Esas No: 2013/3994
Karar No: 2013/8956
Karar Tarihi: 08.10.2013
Yargıtay 20. Hukuk Dairesi 2013/3994 Esas 2013/8956 Karar Sayılı İlamı
"İçtihat Metni"
MAHKEMESİ :Asliye Hukuk Mahkemesi
Taraflar arasındaki tescil davasının yapılan duruşması sonunda kurulan hükmün Yargıtayca incelenmesi davalı Hazine ve ... tarafından istenilmekle, süresinde olduğu anlaşılan temyiz dilekçesinin kabulüne karar verildikten sonra dosya incelendi, gereği düşünüldü:
K A R A R
Davacı vekili, dava dilekçesinde sınırlarını bildirdiği ... Köyü Köşkünt mevkiinde bulunan taşınmazın tapuda kayıtlı olmadığını, kazandırıcı zamanaşımı zilyetliği yoluyla taşınmaz edinme koşullarının yararına oluştuğunu iddia ederek, Medenî Kanunun 713. maddesi hükmüne göre davacı adına tescili istemiyle dava açmıştır.
Mahkemece, davanın kabulü ile 15/1/2008 tarihli raporda (A) işaretli 31.229 m2 yüzölçümündeki taşınmazın davacı adına tapuya tesciline karar verilmiş, davalı Hazine tarafından temyiz edilmekle hüküm, Yargıtay 20. Hukuk Dairesinin 21.03.2012 gün ve 2011/3160 - 4298 sayılı kararı ile bozulmuştur.

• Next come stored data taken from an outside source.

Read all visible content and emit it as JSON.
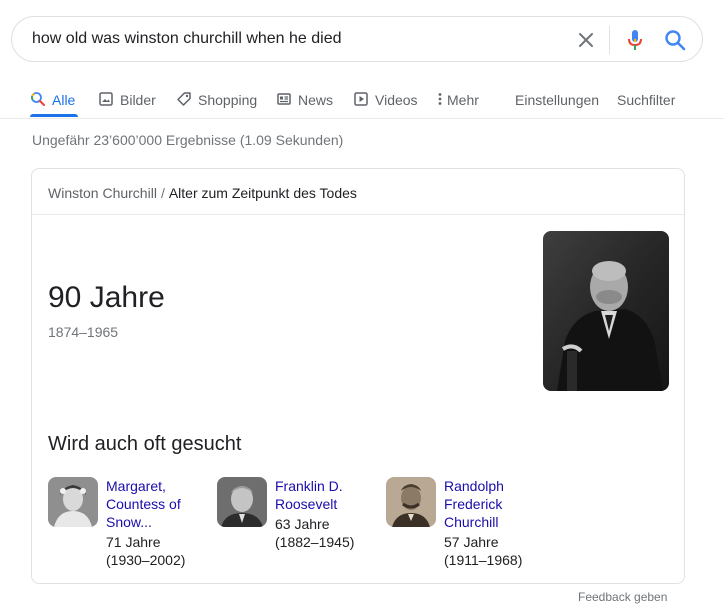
{
  "search": {
    "query": "how old was winston churchill when he died"
  },
  "tabs": [
    {
      "label": "Alle",
      "icon": "search-icon",
      "active": true
    },
    {
      "label": "Bilder",
      "icon": "image-icon"
    },
    {
      "label": "Shopping",
      "icon": "tag-icon"
    },
    {
      "label": "News",
      "icon": "newspaper-icon"
    },
    {
      "label": "Videos",
      "icon": "play-icon"
    },
    {
      "label": "Mehr",
      "icon": "more-vert-icon"
    }
  ],
  "tools": {
    "settings_label": "Einstellungen",
    "filters_label": "Suchfilter"
  },
  "result_stats": "Ungefähr 23’600’000 Ergebnisse (1.09 Sekunden)",
  "card": {
    "breadcrumb": {
      "root": "Winston Churchill",
      "separator": "/",
      "current": "Alter zum Zeitpunkt des Todes"
    },
    "answer": {
      "value": "90 Jahre",
      "range": "1874–1965"
    },
    "related": {
      "title": "Wird auch oft gesucht",
      "items": [
        {
          "name_lines": [
            "Margaret,",
            "Countess of",
            "Snow..."
          ],
          "age": "71 Jahre",
          "years": "(1930–2002)"
        },
        {
          "name_lines": [
            "Franklin D.",
            "Roosevelt"
          ],
          "age": "63 Jahre",
          "years": "(1882–1945)"
        },
        {
          "name_lines": [
            "Randolph",
            "Frederick",
            "Churchill"
          ],
          "age": "57 Jahre",
          "years": "(1911–1968)"
        }
      ]
    }
  },
  "feedback_label": "Feedback geben",
  "colors": {
    "link": "#1a0dab",
    "accent": "#1a73e8",
    "muted": "#70757a",
    "border": "#dfe1e5"
  }
}
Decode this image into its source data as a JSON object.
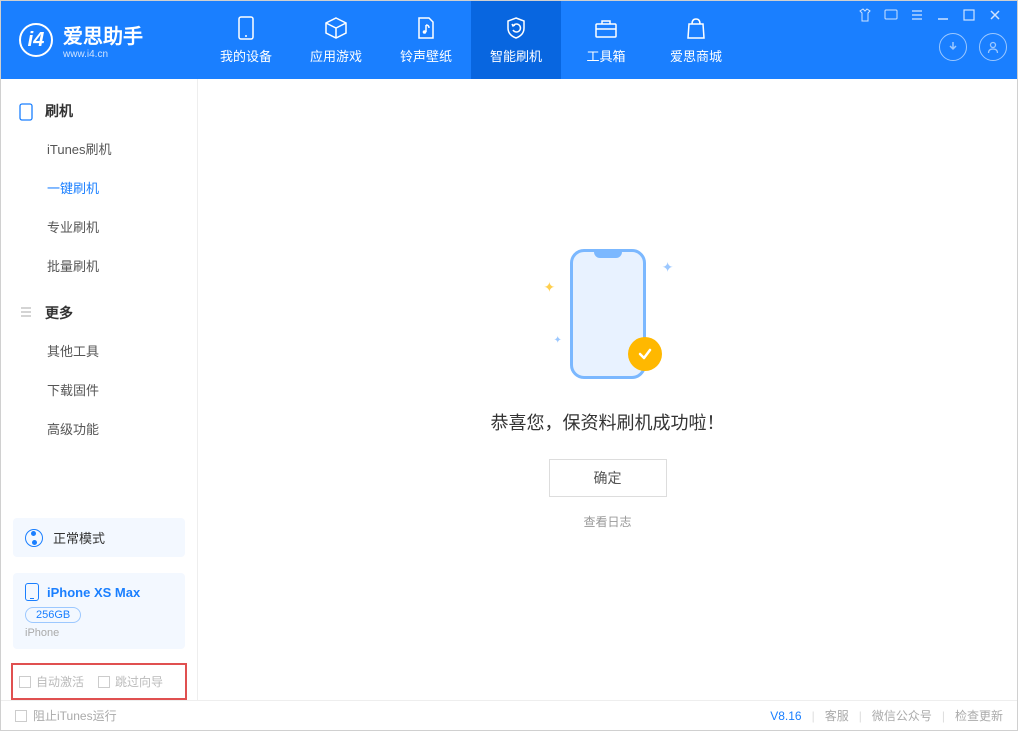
{
  "app": {
    "title": "爱思助手",
    "subtitle": "www.i4.cn"
  },
  "tabs": [
    {
      "label": "我的设备"
    },
    {
      "label": "应用游戏"
    },
    {
      "label": "铃声壁纸"
    },
    {
      "label": "智能刷机"
    },
    {
      "label": "工具箱"
    },
    {
      "label": "爱思商城"
    }
  ],
  "sidebar": {
    "section1": {
      "title": "刷机",
      "items": [
        "iTunes刷机",
        "一键刷机",
        "专业刷机",
        "批量刷机"
      ]
    },
    "section2": {
      "title": "更多",
      "items": [
        "其他工具",
        "下载固件",
        "高级功能"
      ]
    }
  },
  "mode": {
    "label": "正常模式"
  },
  "device": {
    "name": "iPhone XS Max",
    "storage": "256GB",
    "type": "iPhone"
  },
  "options": {
    "opt1": "自动激活",
    "opt2": "跳过向导"
  },
  "main": {
    "success": "恭喜您，保资料刷机成功啦！",
    "ok": "确定",
    "view_log": "查看日志"
  },
  "footer": {
    "stop_itunes": "阻止iTunes运行",
    "version": "V8.16",
    "links": [
      "客服",
      "微信公众号",
      "检查更新"
    ]
  }
}
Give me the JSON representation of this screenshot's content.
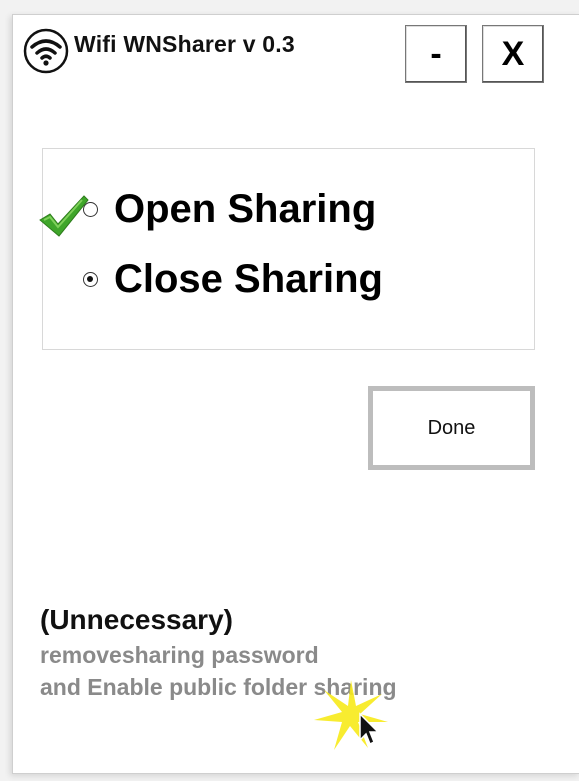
{
  "window": {
    "title": "Wifi WNSharer v 0.3",
    "icon": "wifi-icon"
  },
  "controls": {
    "minimize_label": "-",
    "close_label": "X"
  },
  "sharing_options": {
    "open_label": "Open Sharing",
    "close_label": "Close Sharing",
    "selected": "Close Sharing",
    "status_icon": "checkmark-icon"
  },
  "actions": {
    "done_label": "Done"
  },
  "footer": {
    "title": "(Unnecessary)",
    "line1": "removesharing password",
    "line2": "and Enable public folder sharing"
  },
  "colors": {
    "accent_check": "#4caf1f",
    "cursor_highlight": "#f5e616"
  }
}
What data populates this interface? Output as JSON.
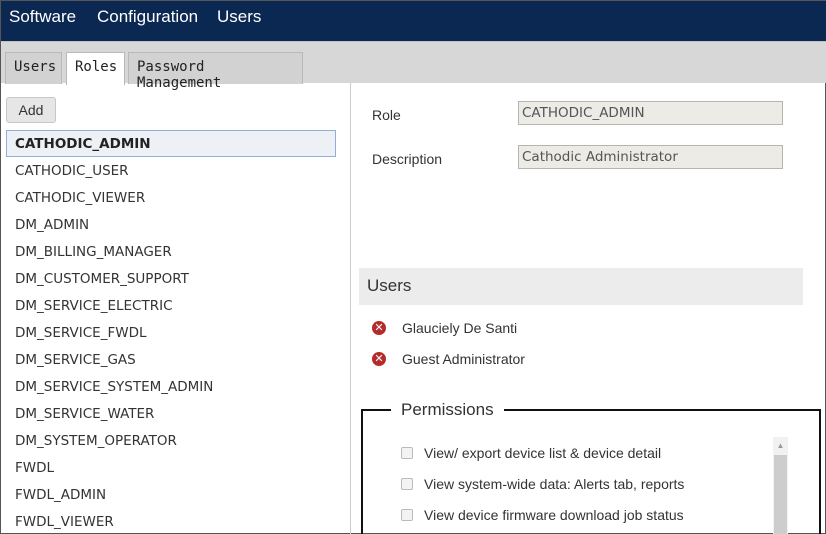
{
  "nav": {
    "items": [
      {
        "label": "Software"
      },
      {
        "label": "Configuration"
      },
      {
        "label": "Users"
      }
    ]
  },
  "tabs": [
    {
      "label": "Users",
      "active": false
    },
    {
      "label": "Roles",
      "active": true
    },
    {
      "label": "Password Management",
      "active": false
    }
  ],
  "roles": {
    "add_label": "Add",
    "items": [
      "CATHODIC_ADMIN",
      "CATHODIC_USER",
      "CATHODIC_VIEWER",
      "DM_ADMIN",
      "DM_BILLING_MANAGER",
      "DM_CUSTOMER_SUPPORT",
      "DM_SERVICE_ELECTRIC",
      "DM_SERVICE_FWDL",
      "DM_SERVICE_GAS",
      "DM_SERVICE_SYSTEM_ADMIN",
      "DM_SERVICE_WATER",
      "DM_SYSTEM_OPERATOR",
      "FWDL",
      "FWDL_ADMIN",
      "FWDL_VIEWER"
    ],
    "selected": "CATHODIC_ADMIN"
  },
  "detail": {
    "role_label": "Role",
    "role_value": "CATHODIC_ADMIN",
    "description_label": "Description",
    "description_value": "Cathodic Administrator"
  },
  "users_section": {
    "title": "Users",
    "users": [
      "Glauciely De Santi",
      "Guest Administrator"
    ],
    "remove_icon": "remove-circle-icon"
  },
  "permissions": {
    "title": "Permissions",
    "items": [
      {
        "label": "View/ export device list & device detail",
        "checked": false
      },
      {
        "label": "View system-wide data: Alerts tab, reports",
        "checked": false
      },
      {
        "label": "View device firmware download job status",
        "checked": false
      }
    ]
  },
  "colors": {
    "topbar": "#0b2852",
    "remove_icon": "#b52a2a",
    "selected_border": "#8fb0dc"
  }
}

Hükmüne uyulan bozma kararında özetle; "mahkemece yeniden yapılacak keşifte, öncelikle Alıcık Köyü davaya dahil edilmeli, daha sonra 1957 tarihli memleket haritasının yapımına esas alınan hava fotoğrafları ile dava tarihinden 15 - 20 yıl önce çekilmiş hava fotoğrafları ve orijinal renkli memleket haritaları stereskop aletiyle ve üç boyutlu olarak incelettirilip taşınmazın niteliğinin ne olduğu belirlenmeli, yapraklı ağaç rumuzunun hangi ağaçlara ait olduğu açıklattırılmalı, komşu parsellerin tutanakları getirtilmeli, 123 ada 1 parsele tutanak düzenlendiyse tutanağı, davalı ise dava dosyası getirtilmeli, tutunak düzenlenmiş ve davalıysa kadastro mahkemesinin görevli olacağı ve bu davanın 3402 sayılı Kanunun 26/D maddesine göre kadastro mahkemesindeki davaya katılma niteliğinde olduğu, 123 ada 1 parsel tapuya tescilli ise, tapulu yerde zilyetliğe dayalı dava açılamayacağı düşünülmeli, bu durumda 3402 sayılı Kanunun 12/3. maddesindeki 10 yıllık sürenin geçip geçmediği değerlendirilmeli, 123 ada 1 parselin çap sınırı dışında kalan kesimler varsa ve bu kesimler orman değilse, taşınmazda zilyetliğin ne zaman başlayıp nasıl sürdürüldüğü, kimden kime geçtiği ve ekonomik amacına uygun olup olmadığı, maddi olaylara dayalı ve ayrıntılı olarak sorulup saptanmalı, ziraat uzmanından zilyedlikle kazanılacak yerlerden olup olmadığı konusunda bilimsel verilere dayalı doyurucu rapor alınmalı, bundan sonra toplanacak deliller çerçevesinde karar verilmesi” gereğine değinilerek bozulmuştur.
Mahkemece, bozma kararına uyulduktan sonra davanın kabulü ile 05/12/2012 tarihli fen bilirkişisi raporunda (A) harfi ile gösterilen 31229,29 m² miktarındaki taşınmazın davacı adına tapuda tesbit ve tesciline karar verilmiş, hüküm, davalılardan Hazine ve ... tarafından temyiz edilmiştir.
Dava dilekçesindeki açıklamaya göre dava, Medenî Kanunun 713. maddesi hükmü uyarınca tapusuz olan taşınmazın tesciline ilişkindir.
Çekişmeli taşınmazın bulunduğu yerde tespit tarihinden önce arazi ve orman kadastrosu yapılmamıştır.
Dosya kapsamına ve mahkemece uyulan bozma kararı gereğince işlem yapılarak hüküm kurulmuş olduğuna göre, yerinde görülmeyen temyiz itirazlarının reddiyle, usûl ve kanuna uygun olan hükmün ONANMASINA, aşağıda yazılı onama harcının davalı ... Kişiliğine yükletilmesine, Hazineden harç alınmasına yer olmadığına 08/10/2013 gününde oy birliği ile karar verildi.